Уже по началу боя под Шевардином и русские и французы поняли, что генеральное сражение будет невероятно трудным.

В ночь с 24 на 25 августа по приказу Толя 3-й кавалерийский корпус армии Барклая, стоявший в центре позиции, был перемещен к оконечности левого фланга, однако ни Барклай, ни Багратион не были об этом уведомлены, и командир корпуса барон Корф не знал даже, в чьей команде после этой переброски он находится, так как оказался строго на стыке двух армий, и одна часть его войск находилась на территории Барклая, другая – в расположении Багратиона.

Барклай был возмущен произошедшим и немедленно сообщил об этом Кутузову. Главнокомандующий объяснил ему, что Толь действовал лично по его приказу, что для абсолютного сохранения тайны приказ этот ни до кого более доведен не был. К тому же делалось это в спешке и ночью, однако он признает, что по этике воинской им была допущена ошибка, которая впредь не повторится.

Весь следующий день обе стороны готовились к решительному сражению.

Барклай, наблюдая за противником, видел, как Наполеон перебрасывает большую часть своих сил против позиций 2-й армии Багратиона и окапывается против центра его 1-й. Стало совершенно ясно, что главный удар будет нанесен по левому флангу русских.

Поздно вечером Барклай предложил Кутузову ночью скрытно произвести передислокацию войск. Он посоветовал отодвинуть армию Багратиона на место 3-го кавалерийского корпуса, с тем чтобы при начале наступления противника 2-я армия могла бы нанести удар по его правому флангу.

Кутузов, по обыкновению ласково улыбаясь, согласился, но – по тому же обыкновению – никаких приказов от него не последовало и диспозиция осталась прежней.

Эта диспозиция, подписанная Кутузовым 24 августа и тогда же доведенная до сведения высших военачальников, предоставляла командующим армиями широкую самостоятельность.
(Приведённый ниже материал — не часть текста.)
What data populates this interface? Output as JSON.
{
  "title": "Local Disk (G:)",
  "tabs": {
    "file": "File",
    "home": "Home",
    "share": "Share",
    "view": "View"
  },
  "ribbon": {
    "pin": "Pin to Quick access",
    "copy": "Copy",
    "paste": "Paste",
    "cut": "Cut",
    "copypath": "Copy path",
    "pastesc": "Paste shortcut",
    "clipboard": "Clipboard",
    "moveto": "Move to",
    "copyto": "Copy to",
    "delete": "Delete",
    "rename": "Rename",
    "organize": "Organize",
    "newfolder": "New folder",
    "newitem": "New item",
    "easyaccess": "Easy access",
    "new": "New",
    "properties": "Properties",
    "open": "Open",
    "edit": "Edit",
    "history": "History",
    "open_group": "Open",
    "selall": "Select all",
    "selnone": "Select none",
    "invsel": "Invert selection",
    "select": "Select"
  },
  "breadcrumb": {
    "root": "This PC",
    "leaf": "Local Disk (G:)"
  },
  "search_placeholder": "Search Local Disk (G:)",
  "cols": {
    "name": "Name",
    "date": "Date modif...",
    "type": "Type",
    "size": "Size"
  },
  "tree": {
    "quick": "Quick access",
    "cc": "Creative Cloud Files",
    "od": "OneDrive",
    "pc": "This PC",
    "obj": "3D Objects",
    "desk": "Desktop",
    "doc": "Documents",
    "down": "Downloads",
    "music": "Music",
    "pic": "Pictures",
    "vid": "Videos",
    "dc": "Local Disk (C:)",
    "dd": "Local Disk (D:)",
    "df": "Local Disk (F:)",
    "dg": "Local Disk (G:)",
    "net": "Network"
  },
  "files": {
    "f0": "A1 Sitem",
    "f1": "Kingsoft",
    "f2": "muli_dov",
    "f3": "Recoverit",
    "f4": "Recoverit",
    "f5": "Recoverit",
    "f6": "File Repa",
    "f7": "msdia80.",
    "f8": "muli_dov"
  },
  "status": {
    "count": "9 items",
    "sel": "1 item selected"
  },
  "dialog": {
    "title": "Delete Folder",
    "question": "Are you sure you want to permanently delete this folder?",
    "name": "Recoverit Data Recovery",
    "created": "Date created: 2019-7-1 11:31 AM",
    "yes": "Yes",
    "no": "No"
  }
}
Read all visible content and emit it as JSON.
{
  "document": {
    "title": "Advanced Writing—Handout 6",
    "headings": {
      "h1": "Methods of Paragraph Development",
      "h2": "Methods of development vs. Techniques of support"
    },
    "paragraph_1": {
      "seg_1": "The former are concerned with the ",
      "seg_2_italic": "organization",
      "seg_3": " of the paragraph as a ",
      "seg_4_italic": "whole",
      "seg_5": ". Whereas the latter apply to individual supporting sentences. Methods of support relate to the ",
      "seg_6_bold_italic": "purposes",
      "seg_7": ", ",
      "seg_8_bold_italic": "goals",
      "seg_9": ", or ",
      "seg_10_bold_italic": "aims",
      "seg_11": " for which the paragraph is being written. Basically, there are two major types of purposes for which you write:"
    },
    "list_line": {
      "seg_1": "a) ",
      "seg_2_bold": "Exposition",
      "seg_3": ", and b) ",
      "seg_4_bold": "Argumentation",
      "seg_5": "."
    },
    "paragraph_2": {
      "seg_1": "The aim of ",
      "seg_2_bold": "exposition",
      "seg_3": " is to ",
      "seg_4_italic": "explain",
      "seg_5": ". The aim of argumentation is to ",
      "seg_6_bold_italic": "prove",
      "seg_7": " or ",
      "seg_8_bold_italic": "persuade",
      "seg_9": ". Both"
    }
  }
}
«Не в состоянии будучи находиться во время действий на всех пунктах, – писал Кутузов в диспозиции, – полагаюсь на известную опытность г.г. главнокомандующих армиями и потому предоставляю им делать соображения действий на поражение неприятеля…

При счастливом отпоре неприятельских сил дам собственные повеленья на преследование его… На случай неудачного дела… несколько дорог открыто, которые сообщены будут г.г. главнокомандующим и по которым армии должны будут отступать. Сей последний пункт, – добавлял Кутузов, – остается единственно для сведения г.г. главнокомандующих».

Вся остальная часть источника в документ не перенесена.